The IBA boundary follows that of the original Yok Don National Park, and does not include the recent extensions that were approved in 2001. Yok Don is situated on the low plateau that covers northern Dak Lak and southern Gia Lai provinces in the Central Highlands. The topography of most of the site is flat, at an elevation of around 200 m. Mount Yok Don is the highest point in the IBA. The Srepok river is the only permanent flowing watercourse at the site. Almost 100% of the site area is under forest cover. The majority of the forest is dry dipterocarp forest, with smaller areas of semi-deciduous and evergreen forest. The canopy of the dry dipterocarp forest is open, and the trees have thick, fire-resistant bark.
Yok Don is one of the few established protected areas in Vietnam to support a significant population of the globally threatened Green Peafowl Pavo muticus.
Non-bird biodiversity: Brickle et al. (1998) recorded two threatened primate species at Yok Don: Rhesus Macaque Macaca mulatta and Stump-tailed Macaque Macaca arctoides. The latter species was also recorded by Eames and Nguyen Tu (in prep.). 'Silvered' Leaf Monkey Trachypithecus villosus has also been recorded at the site (Le Xuan Canh et al. 1997).Duckworth and Hedges (1998) report the occurrence of Asian Elephant Elephas maximus, Gaur Bos gaurus and Banteng B. javanicus at Yok Don.
Habitat and land use
According to FPD (1998), Yok Don supports 56,192 ha of forest, equivalent to 97% of the total area. Remote sensing data indicate that the majority of the forest at Yok Don is deciduous forest (dry dipterocarp forest), with smaller areas of semi-deciduous and evergreen forest. The canopy of the deciduous forest is open, and most trees have thick, fire-resistant bark. Unlike the deciduous forest, the semi-deciduous forest at the site has a closed canopy, and is stratified into five layers. Evergreen forest has a limited distribution a the site, being confined to higher elevations on the range of hills in the south-east of the site.

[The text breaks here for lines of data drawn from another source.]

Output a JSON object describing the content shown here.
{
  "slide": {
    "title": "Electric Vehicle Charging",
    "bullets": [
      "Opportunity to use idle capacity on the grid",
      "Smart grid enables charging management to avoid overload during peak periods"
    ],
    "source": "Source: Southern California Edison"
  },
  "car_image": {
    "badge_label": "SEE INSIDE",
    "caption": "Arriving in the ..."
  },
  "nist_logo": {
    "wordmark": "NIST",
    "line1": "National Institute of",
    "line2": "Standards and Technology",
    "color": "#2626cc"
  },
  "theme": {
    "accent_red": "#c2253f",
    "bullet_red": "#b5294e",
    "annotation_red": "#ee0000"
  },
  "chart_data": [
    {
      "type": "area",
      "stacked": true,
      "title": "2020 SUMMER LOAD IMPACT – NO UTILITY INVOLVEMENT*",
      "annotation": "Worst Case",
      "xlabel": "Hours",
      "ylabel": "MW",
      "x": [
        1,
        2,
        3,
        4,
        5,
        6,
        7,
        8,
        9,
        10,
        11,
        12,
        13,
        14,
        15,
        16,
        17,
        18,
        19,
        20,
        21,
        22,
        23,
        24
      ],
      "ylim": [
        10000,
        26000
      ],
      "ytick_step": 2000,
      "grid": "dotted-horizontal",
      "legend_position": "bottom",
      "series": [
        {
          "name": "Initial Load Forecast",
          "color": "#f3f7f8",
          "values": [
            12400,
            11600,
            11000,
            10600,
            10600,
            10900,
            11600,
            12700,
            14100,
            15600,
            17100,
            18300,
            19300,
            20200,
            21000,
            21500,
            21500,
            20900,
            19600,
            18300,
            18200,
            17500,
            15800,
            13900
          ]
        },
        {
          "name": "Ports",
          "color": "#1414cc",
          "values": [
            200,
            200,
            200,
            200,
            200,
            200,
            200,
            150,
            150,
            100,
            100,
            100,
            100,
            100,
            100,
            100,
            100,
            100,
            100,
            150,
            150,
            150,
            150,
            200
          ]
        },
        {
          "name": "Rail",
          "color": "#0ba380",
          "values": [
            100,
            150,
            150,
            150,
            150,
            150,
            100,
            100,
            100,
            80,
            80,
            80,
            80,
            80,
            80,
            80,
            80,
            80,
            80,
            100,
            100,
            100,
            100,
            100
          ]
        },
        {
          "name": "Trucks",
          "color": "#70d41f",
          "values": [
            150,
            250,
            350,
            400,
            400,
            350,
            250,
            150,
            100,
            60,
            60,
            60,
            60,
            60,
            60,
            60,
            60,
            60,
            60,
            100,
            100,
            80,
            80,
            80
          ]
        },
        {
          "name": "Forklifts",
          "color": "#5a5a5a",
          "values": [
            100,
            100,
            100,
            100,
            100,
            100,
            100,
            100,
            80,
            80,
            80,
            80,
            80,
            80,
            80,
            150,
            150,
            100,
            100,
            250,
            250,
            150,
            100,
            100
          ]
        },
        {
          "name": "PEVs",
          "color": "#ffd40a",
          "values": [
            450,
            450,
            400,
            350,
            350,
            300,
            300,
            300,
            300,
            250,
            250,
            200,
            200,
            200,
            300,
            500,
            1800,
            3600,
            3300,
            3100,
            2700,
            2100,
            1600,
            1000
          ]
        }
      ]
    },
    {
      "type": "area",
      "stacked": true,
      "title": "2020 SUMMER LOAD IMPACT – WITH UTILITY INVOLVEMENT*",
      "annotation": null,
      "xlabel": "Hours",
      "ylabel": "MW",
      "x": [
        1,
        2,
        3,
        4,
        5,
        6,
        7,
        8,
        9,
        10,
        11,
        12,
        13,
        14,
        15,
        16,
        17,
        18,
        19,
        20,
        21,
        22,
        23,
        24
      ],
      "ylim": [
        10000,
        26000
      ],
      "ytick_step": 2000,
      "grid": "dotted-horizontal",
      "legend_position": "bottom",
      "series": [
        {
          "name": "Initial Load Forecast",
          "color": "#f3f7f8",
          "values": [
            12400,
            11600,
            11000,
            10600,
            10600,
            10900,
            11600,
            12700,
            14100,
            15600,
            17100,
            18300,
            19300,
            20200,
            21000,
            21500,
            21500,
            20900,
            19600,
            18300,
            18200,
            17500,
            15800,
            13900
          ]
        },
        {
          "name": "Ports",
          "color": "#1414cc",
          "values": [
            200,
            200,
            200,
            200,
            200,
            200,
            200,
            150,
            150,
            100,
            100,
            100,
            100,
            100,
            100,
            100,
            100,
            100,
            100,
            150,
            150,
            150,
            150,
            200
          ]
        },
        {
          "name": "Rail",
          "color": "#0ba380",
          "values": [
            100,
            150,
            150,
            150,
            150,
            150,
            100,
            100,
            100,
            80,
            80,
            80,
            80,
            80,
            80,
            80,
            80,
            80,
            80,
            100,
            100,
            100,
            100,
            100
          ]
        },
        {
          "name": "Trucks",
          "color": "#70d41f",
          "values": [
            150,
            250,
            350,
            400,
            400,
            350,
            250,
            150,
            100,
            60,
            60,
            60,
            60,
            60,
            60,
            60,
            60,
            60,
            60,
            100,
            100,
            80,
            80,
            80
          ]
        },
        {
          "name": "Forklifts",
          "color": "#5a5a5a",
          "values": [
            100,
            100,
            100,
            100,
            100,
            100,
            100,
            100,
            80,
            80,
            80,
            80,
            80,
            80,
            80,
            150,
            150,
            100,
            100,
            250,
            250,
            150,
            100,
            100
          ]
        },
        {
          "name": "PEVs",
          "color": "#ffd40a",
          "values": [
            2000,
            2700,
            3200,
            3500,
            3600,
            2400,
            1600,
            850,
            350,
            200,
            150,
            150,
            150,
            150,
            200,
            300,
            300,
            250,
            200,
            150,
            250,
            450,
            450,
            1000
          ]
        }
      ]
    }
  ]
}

Pressure/threats to key biodiversity
Currently, hunting is the greatest direct threat to biodiversity at the site. A high level of migration into the area surrounding Yok Don is leading to an increase in pressure on natural resources, and threatens to undermine conservation activities at the site.
Conservation responses/actions for key biodiversity
In 1997, WWF Indochina Programme and IUCN conducted a field survey of the large mammals of Dak Lak province.The largest conservation project currently being implemented at Yok Don is entitled Creating Protected Areas for Resource Conservation Using Landscape Ecology (PARC), which began in 1999. The PARC project is funded by the Global Environment Facility (GEF), and aims to employ a landscape ecoogy approach to conservation.
Although precise information is not available, it appears that Yok Don National Park was first decreed as a nature reserve in 1977. Subsequently, the establishment of a 40,000 ha nature reserve called Tieu Teo Easup was decreed in 1986. It appears that the protected area was intended to have two sectors: one in Chu Prong district, in what is now Gia Lai province, and one in Easup district, Dak Lak province. However, protected areas were never established in these two sites. The decision to establish Tieu Teo Easup Nature Reserve was later used as the basis for establishing Yok Don Nature Reserve in Buon Don district, Dak Lak province. An investment plan to upgrade Yok Don Nature Reserve to National Park status was approved in 1991. The area of the national park given in this decree was 58,200 ha. In 1998, FIPI prepared a revised investment plan for Yok Don National Park. This investment plan proposed expanding the national park by 57,345 ha, to a total area of 115,545 ha. This investment plan has been approved by Dak Lak PPC, and was also approved by MARD in September 2001.